I assume, that it is not possible to just add two type level natural numbers in haskell. Is this true?

Suppose the natural numbers are defined like so:

class HNat a

data HZero
instance HNat HZero

data HSucc n
instance (HNat n) => HNat (HSucc n)

Is it pssible to define HAdd in a way similar to:

class (HNat n1, HNat n2, HNat ne) => HAdd n1 n2 ne | n1 n2 -> ne
instance             HAdd HZero HZero HZero
instance (HNat x) => HAdd HZero x     x
instance (HNat n1 
         ,HNat x) => HAdd (HSucc n1)  x (HAdd n1 (HSucc x) (???))

Answer 1

You don't need the case for adding HZero and HZero. This is already covered by the second case. Think how you'd add Peano naturals on the term level, by induction on the first argument:

 data Nat = Zero | Succ Nat

 add :: Nat -> Nat -> Nat
 add Zero     y = y
 add (Succ x) y = Succ (add x y)

Now if you're using functional dependencies, you're writing a logic program. So instead of making a recursive call on the right hand side, you add a constraint for the result of the recursive call on the left:

 class (HNat x, HNat y, HNat r) => HAdd x y r | x y -> r
 instance (HNat y)     => HAdd HZero     y y
 instance (HAdd x y r) => HAdd (HSucc x) y (HSucc r)

You don't need the HNat constraints in the second instance. They're implied by the superclass constraints on the class.

These days, I think the nicest way of doing this sort of type-level programming is to use DataKinds and TypeFamilies. You define just as on the term level:

 data Nat = Zero | Succ Nat

You can then use Nat not only as a type, but also as a kind.
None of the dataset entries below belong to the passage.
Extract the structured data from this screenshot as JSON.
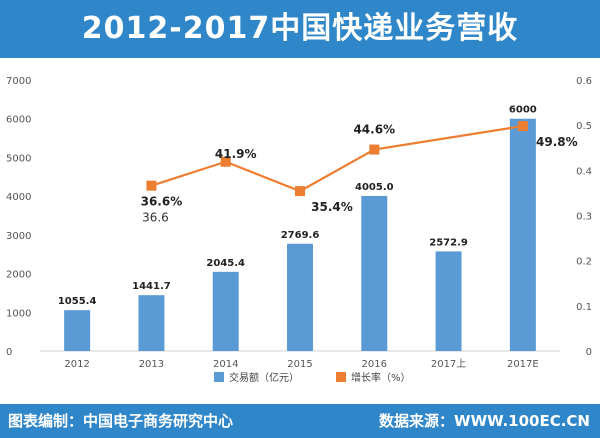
{
  "title": "2012-2017中国快递业务营收",
  "footer": {
    "source_left": "图表编制：中国电子商务研究中心",
    "source_right": "数据来源：WWW.100EC.CN"
  },
  "colors": {
    "header": "#2f86c8",
    "bar": "#5b9bd5",
    "line": "#ed7d31"
  },
  "chart_data": {
    "type": "bar",
    "categories": [
      "2012",
      "2013",
      "2014",
      "2015",
      "2016",
      "2017上",
      "2017E"
    ],
    "series": [
      {
        "name": "交易额（亿元）",
        "type": "bar",
        "axis": "left",
        "values": [
          1055.4,
          1441.7,
          2045.4,
          2769.6,
          4005.0,
          2572.9,
          6000
        ],
        "labels": [
          "1055.4",
          "1441.7",
          "2045.4",
          "2769.6",
          "4005.0",
          "2572.9",
          "6000"
        ]
      },
      {
        "name": "增长率（%）",
        "type": "line",
        "axis": "right",
        "values": [
          null,
          0.366,
          0.419,
          0.354,
          0.446,
          null,
          0.498
        ],
        "labels": [
          "",
          "36.6%",
          "41.9%",
          "35.4%",
          "44.6%",
          "",
          "49.8%"
        ]
      }
    ],
    "extra_annotation": {
      "category": "2013",
      "text": "36.6"
    },
    "y_left": {
      "min": 0,
      "max": 7000,
      "ticks": [
        "0",
        "1000",
        "2000",
        "3000",
        "4000",
        "5000",
        "6000",
        "7000"
      ]
    },
    "y_right": {
      "min": 0,
      "max": 0.6,
      "ticks": [
        "0",
        "0.1",
        "0.2",
        "0.3",
        "0.4",
        "0.5",
        "0.6"
      ]
    },
    "grid": false,
    "legend": {
      "position": "bottom-center",
      "items": [
        "交易额（亿元）",
        "增长率（%）"
      ]
    }
  }
}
You can then define a type family for addition on two natural numbers as follows:

 type family Add (x :: Nat) (y :: Nat) :: Nat
 type instance Add Zero     y = y
 type instance Add (Succ x) y = Succ (Add x y)

This is much closer to the term-level definition of addition. Also, using the "promoted" kind Nat saves you from having to define a class such as HNat.

Answer 2

It is possible. Take a look at the packages type-level-natural-number and `type-level-natural-number-operations. Both are a bit old, but easy to use and the latter defines a Plus type family.

Anyway, I would change your last line to something like this (I didn't test if this compiles).

instance (HNat n1, HNat x, HAdd n1 x y) => HAdd (HSucc n1) x (HAdd n1 x (HSucc y))

Basically, what you do is to define addition inductively and the additional constraint HAdd n1 x y adds the necessary inductive case.